Mimics are overly ignored in the mainstream media today, so show your support by buying this little predator and letting the big companies know we want to see fair and equal representation when it comes to our toothy, transforming friends. #MakeMineAMimic
Mario Block with Coin Sweets
I must confess, this thing weirds me out a little. I put it on the floor, I put it in the cupboard, I store it inside a stainless steel floor safe, and yet somehow I still keep managing to hit it with the top of my head, even when I’m not trying to. It’s very confusing, especially on the occasions where it sprouts wings and floats away afterwards.
Fortunately all that bewilderment and concussion is mitigated, mainly by owning something that is a) pretty damn accurate to the original game, and b) filled to the brim with coin-shaped sweeties. And though I can’t spend them (as the man in the local games shop keeps exasperatedly reminding me), I’m more than happy to chew my way through them instead. Nom nom nom.
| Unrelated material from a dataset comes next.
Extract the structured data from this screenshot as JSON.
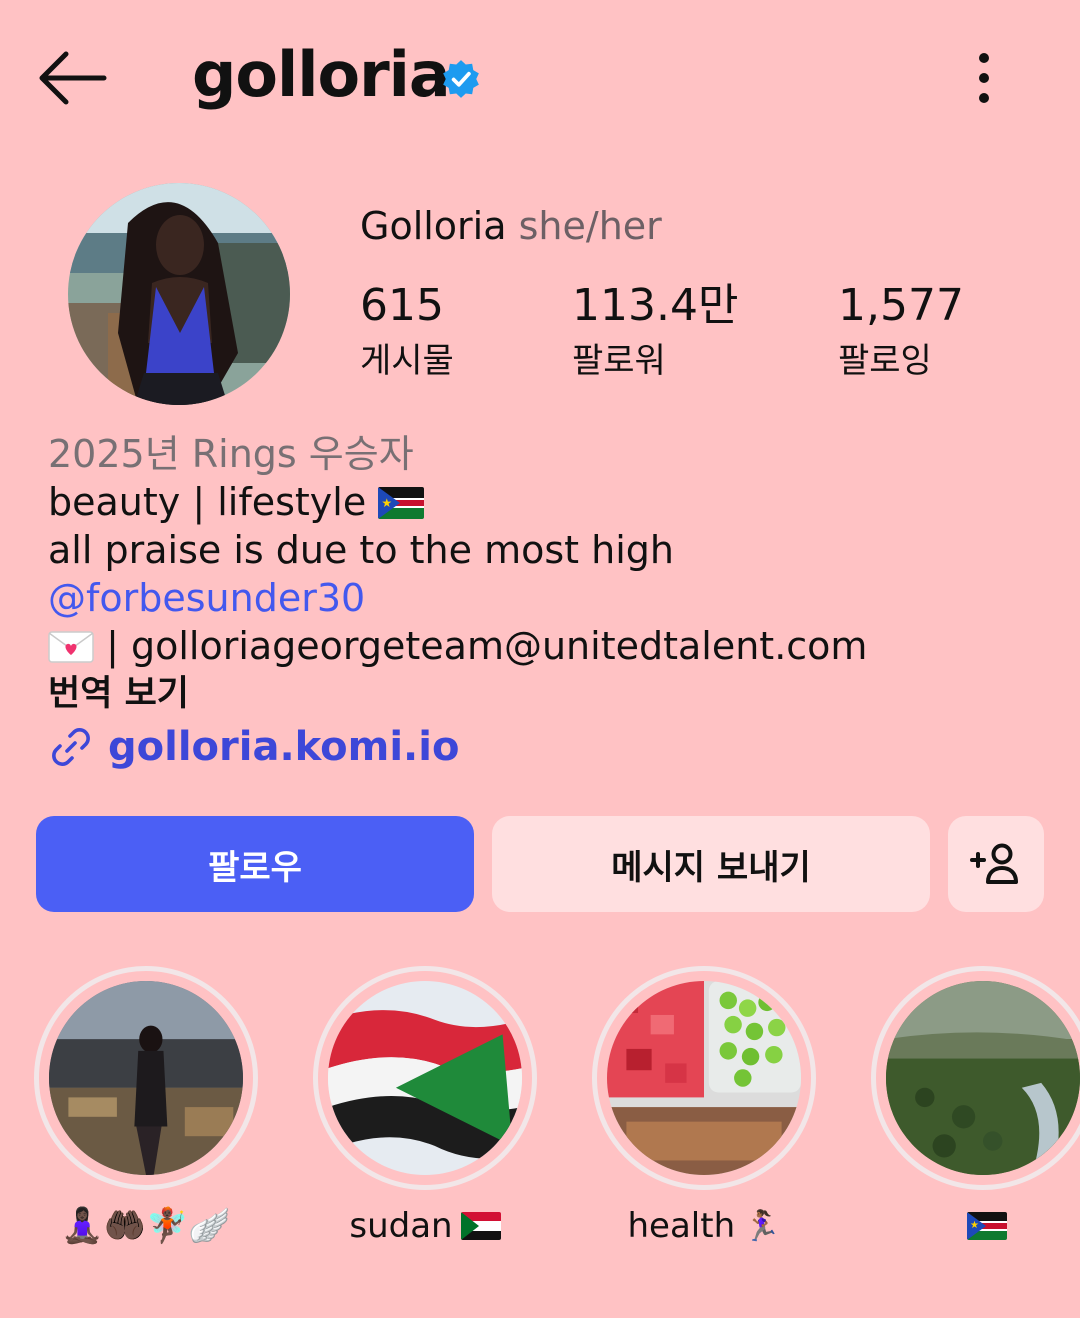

When I finally reach a hundred, I always hear a familiar voice calling at the front door. Handsome devil, isn’t he?
So those were my top entries in the wishlist for the more frugal gaming geek, with each of the above firmly rooted in “twenty-five dollars or less” bracket. After all, just because you’re buying something extravagant doesn’t mean you have to spend something extravagant to match.
Now if you’ll excuse me, I’m going to bankrupt myself by looking for more shirts with Papyrus on them. Nyeh-heh-heh!